A disability like mine is called a “dynamic disability,” in that my appearance of disability and my physical needs change frequently. My friend Cheyenne Smith wrote about her own dynamic disability, if you want to know more about what it’s like living with a disability that your nearest and dearest family and friends may not even know about.
My health puts me in a middle place.
My body has made me more comfortable existing in the in-between spaces of definition. I mean, as a mixed person, I’ve already always existed in the middle area. As a bisexual person, I exist in the middle area. My body’s abilities and definitions exist in the middle. And my musical artistry exists in the middle, too.
It can be hard to exist in this space. People are desperate for others to fit into boxes and be clearly defined. When I was pitching my album Quincy to labels, I got lots of lovely rejection emails that all basically boiled down to: we really like this record, but we can’t figure out what it is. And of course, in the music industry, like any other industry that monetizes creativity, there’s no room for slipperiness or ambiguity or in-between-ness. I mean, look at the pushback against Beyonce releasing a country album, or even the way my friend Lizzie No’s Black, queer country music continues to baffle many critics who are unable to reconcile how they look from how they sound.

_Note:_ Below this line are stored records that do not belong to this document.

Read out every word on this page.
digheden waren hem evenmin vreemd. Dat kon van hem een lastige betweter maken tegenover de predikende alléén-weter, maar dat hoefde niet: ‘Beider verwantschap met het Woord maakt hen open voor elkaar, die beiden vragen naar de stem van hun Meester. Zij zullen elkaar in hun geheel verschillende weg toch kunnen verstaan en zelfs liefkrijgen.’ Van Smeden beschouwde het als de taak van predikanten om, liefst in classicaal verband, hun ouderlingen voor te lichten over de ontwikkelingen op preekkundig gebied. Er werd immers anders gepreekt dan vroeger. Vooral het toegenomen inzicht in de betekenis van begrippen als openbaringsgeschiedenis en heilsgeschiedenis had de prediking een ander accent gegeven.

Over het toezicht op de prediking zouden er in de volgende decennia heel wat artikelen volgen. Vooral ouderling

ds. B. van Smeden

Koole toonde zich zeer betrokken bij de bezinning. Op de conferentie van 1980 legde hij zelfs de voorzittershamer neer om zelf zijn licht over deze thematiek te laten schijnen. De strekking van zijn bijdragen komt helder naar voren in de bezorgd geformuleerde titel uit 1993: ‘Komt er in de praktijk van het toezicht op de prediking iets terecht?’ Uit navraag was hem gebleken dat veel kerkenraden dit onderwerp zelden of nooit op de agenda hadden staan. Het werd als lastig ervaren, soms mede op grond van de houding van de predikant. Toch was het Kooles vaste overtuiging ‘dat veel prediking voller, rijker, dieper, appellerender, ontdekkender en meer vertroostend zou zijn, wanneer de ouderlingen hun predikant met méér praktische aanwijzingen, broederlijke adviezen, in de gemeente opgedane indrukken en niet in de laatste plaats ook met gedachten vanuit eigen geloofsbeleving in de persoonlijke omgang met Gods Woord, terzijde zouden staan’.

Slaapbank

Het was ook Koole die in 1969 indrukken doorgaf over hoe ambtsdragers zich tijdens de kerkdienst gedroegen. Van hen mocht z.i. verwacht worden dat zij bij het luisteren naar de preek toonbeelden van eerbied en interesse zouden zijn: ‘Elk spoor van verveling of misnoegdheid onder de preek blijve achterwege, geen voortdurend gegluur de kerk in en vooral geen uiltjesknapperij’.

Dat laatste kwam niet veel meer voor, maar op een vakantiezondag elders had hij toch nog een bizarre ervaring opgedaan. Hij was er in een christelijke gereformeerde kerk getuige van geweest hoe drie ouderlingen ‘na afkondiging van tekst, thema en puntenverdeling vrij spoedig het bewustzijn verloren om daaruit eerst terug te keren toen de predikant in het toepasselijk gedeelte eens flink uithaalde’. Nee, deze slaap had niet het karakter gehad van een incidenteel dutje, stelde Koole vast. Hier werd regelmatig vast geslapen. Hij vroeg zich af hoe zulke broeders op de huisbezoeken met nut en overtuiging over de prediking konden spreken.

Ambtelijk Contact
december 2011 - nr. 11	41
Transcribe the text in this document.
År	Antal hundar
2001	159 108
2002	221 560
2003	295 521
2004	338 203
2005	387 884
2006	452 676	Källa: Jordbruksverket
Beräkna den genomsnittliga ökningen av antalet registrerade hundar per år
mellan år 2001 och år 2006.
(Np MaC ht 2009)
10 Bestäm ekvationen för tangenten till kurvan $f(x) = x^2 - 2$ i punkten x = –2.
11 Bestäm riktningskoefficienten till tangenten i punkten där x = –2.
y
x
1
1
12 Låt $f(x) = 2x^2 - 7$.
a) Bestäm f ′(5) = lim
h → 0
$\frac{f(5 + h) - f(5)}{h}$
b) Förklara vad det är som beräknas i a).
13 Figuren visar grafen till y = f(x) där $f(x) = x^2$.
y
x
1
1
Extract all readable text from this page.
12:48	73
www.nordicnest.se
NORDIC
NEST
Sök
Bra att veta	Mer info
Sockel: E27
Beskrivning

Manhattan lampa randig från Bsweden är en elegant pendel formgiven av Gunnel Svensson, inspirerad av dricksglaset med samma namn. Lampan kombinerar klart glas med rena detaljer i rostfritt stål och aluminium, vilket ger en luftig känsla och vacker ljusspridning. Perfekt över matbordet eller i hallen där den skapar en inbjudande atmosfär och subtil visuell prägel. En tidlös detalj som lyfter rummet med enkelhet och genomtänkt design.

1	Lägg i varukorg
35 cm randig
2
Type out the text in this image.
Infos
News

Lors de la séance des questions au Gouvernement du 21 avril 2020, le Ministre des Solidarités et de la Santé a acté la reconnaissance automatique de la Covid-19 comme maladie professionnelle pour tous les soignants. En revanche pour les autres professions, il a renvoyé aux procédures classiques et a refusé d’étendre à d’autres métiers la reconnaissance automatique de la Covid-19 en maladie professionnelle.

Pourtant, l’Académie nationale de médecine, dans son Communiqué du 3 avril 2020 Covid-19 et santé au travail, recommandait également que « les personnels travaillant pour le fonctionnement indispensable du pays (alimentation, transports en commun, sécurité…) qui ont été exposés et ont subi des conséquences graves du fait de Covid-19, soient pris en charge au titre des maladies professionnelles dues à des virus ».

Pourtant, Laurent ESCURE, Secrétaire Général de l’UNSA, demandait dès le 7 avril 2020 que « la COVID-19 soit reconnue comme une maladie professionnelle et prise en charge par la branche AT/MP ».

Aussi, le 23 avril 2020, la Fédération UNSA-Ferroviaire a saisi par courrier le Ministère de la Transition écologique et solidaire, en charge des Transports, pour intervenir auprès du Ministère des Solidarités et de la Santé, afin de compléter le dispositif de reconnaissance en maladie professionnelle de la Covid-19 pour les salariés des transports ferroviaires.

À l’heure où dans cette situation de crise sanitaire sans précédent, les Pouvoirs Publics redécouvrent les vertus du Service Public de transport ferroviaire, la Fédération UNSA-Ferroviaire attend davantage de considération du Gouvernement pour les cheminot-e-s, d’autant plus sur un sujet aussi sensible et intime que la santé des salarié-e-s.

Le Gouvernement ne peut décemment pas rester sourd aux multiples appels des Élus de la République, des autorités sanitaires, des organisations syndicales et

Whether or not you’re someone who’s comfortable existing in the in-between space, there is always pressure to align with one side or another: to make yourself more digestible and comprehensible to an audience whose short attention span and short supply of curiosity of and critical thinking prevents them from taking in-betweeners seriously, and investing in their art, wellness, and creativity.
I generally enjoy existing in this middle space, but I’ve also longed to be simpler and easier to understand at times. I used to walk through the mall looking at other kids and wishing I were white. I used to curse the “fact” that my depression meant I would never find a partner. I used to wish I didn’t like girls and theys as well as boys because there was already enough for the world at large to hate about me. I used to wish I were shorter and smaller so I could take up less space with my confusing presence. I used to wish that people could figure out my ethnic background by looking at me (I’m Indian and Black, for the record) – that I could just look like something that people could make sense of. I used to wish I made music in a single, well-defined genre, and had a body whose problems resolved and softened instead of compounding and multiplying.
But now, when I create something weird, wonderful, or amazing, I think: of course I did that. When I see myself in a shop window with my long arms and big hair, I’m grateful that I have this form in which to experience the world. When someone asks what arrrrre you? I stand in my pride and on the shoulders of my ancestors. My queerness is my very own, in spite of rampant biphobia even within the queer community. And when my body throws another dang wrench in things and develops a new pain, a new quirk, a new issue – as my body becomes increasingly disabled – I settle into my seat in the in-between place and know that I can call myself whatever the fuck I want.